The SA in YA Project

Collecting, Connecting, and Curating Pedagogy, Resources, and Scholarship about Sexual Assault and Rape Culture in Young Adult Texts

Project Lead – Dr. Amber Moore

Especially since the watershed #MeToo movement’s 2017 global moment that brought an outpouring of disclosures and discussions about sexual trauma, violence, and rape culture in popular discourse, the classroom has increasingly become a space to navigate these issues and stories. In particular, literacy education generally and literature learning sites (such as English Language Arts classrooms and school libraries) specifically continue to be places where sexual assault narratives tend to be welcomed and wrangled with. This significant work is also often engaged with through exploring a genre of trauma literature that is currently flourishing: young adult (YA) sexual assault narratives. While sexual assault, trauma, and violence has long had a presence in literary works of all kinds, from Ovid’s Metamorphoses to Alice Walker’s The Colour Purple, some young adult fiction specifically hones in to explore how features of rape culture(s) impact youth characters and their communities, and with increasing attention to inclusive and intersectional perspectives. For example, consider these recent YA publications that tackle sexual violence and/or rape culture(s): Hannah Kapin’s (2020) Foul is Fair, Kelly Yang’s (2021) Parachutes, and Amber Smith’s (2024) The Way I Am Now. Due to the public health crisis of sexual violence prevalence and rape culture(s) leading to continuing insidiousness across communities and cultures, building an online presence that attends to the growing pedagogical significance of YA sexual assault stories is both important and timely.

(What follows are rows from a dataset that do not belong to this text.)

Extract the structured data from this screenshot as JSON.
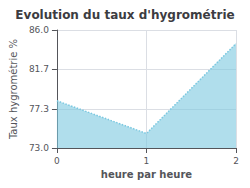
{
  "chart_data": {
    "type": "area",
    "title": "Evolution du taux d'hygrométrie",
    "xlabel": "heure par heure",
    "ylabel": "Taux hygrométrie %",
    "x": [
      0,
      1,
      2
    ],
    "values": [
      78.2,
      74.6,
      84.5
    ],
    "color": "#7bc8e0",
    "line_style": "dotted",
    "xlim": [
      0,
      2
    ],
    "xticks": [
      0,
      1,
      2
    ],
    "ylim": [
      73,
      86
    ],
    "yticks": [
      {
        "value": 73,
        "label": "73.0"
      },
      77.3,
      81.7,
      {
        "value": 86,
        "label": "86.0"
      }
    ],
    "grid": true
  }
}
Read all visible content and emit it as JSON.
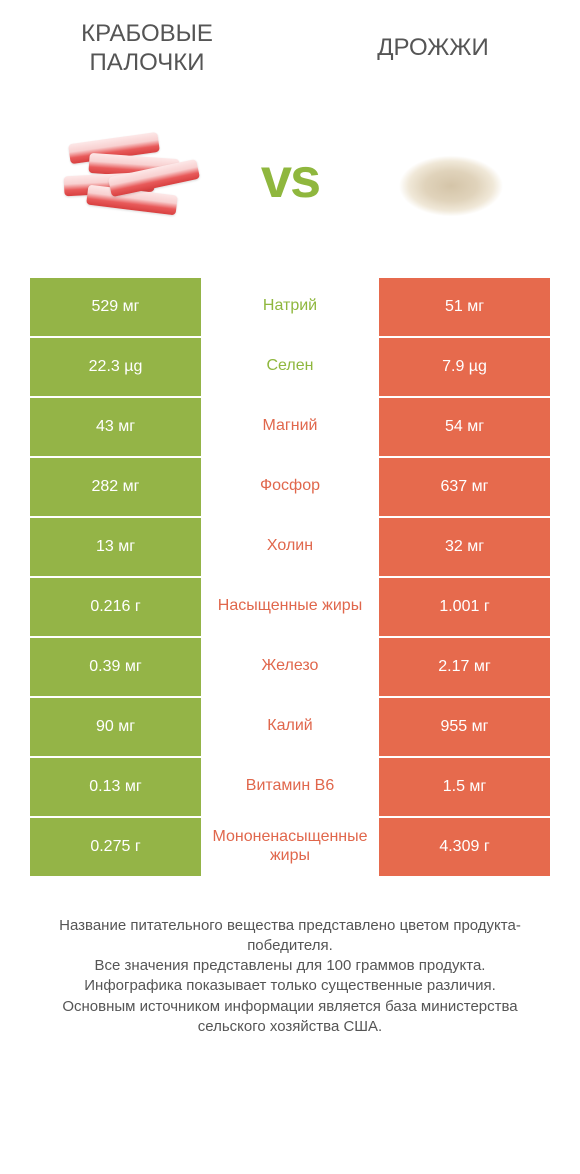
{
  "titles": {
    "left": "Крабовые палочки",
    "right": "Дрожжи"
  },
  "vs": "vs",
  "colors": {
    "left": "#94b447",
    "right": "#e66a4d",
    "left_text": "#8fb73e",
    "right_text": "#e0674c",
    "white": "#ffffff"
  },
  "rows": [
    {
      "label": "Натрий",
      "left": "529 мг",
      "right": "51 мг",
      "winner": "left"
    },
    {
      "label": "Селен",
      "left": "22.3 µg",
      "right": "7.9 µg",
      "winner": "left"
    },
    {
      "label": "Магний",
      "left": "43 мг",
      "right": "54 мг",
      "winner": "right"
    },
    {
      "label": "Фосфор",
      "left": "282 мг",
      "right": "637 мг",
      "winner": "right"
    },
    {
      "label": "Холин",
      "left": "13 мг",
      "right": "32 мг",
      "winner": "right"
    },
    {
      "label": "Насыщенные жиры",
      "left": "0.216 г",
      "right": "1.001 г",
      "winner": "right"
    },
    {
      "label": "Железо",
      "left": "0.39 мг",
      "right": "2.17 мг",
      "winner": "right"
    },
    {
      "label": "Калий",
      "left": "90 мг",
      "right": "955 мг",
      "winner": "right"
    },
    {
      "label": "Витамин B6",
      "left": "0.13 мг",
      "right": "1.5 мг",
      "winner": "right"
    },
    {
      "label": "Мононенасыщенные жиры",
      "left": "0.275 г",
      "right": "4.309 г",
      "winner": "right"
    }
  ],
  "footer": "Название питательного вещества представлено цветом продукта-победителя.\nВсе значения представлены для 100 граммов продукта.\nИнфографика показывает только существенные различия.\nОсновным источником информации является база министерства сельского хозяйства США."
}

The SA in YA Project: Collecting, Connecting, and Curating Pedagogy, Resources, and Scholarship about Sexual Assault and Rape Culture in Young Adult Texts is then dedicated to supporting those in education fields to enhance their book knowledge about such YA stories attendant to narratively exploring the impact of rape culture on adolescents. This is a feminist project aimed to function as a focused digital toolbox resource for educators, librarians, scholars, and students interested in YA sexual assault narratives, especially for the purposes of teaching, learning about, and researching such texts. As such, this project’s leading objectives include: 

  1. To promote inclusive and intersectional YA sexual assault narratives as vehicles for learning about sexual violence, rape culture(s), and antirape activism(s); 

  2. To collect and curate existing YA sexual assault (SA) texts and capture emergent literature, as well as pedagogy, resources, and scholarship dedicated to such texts; and 

  3. To create and cultivate an online community and network of inquiry and practice among educators, librarians, students, and scholars interested in engaging in antirape work through literary studies.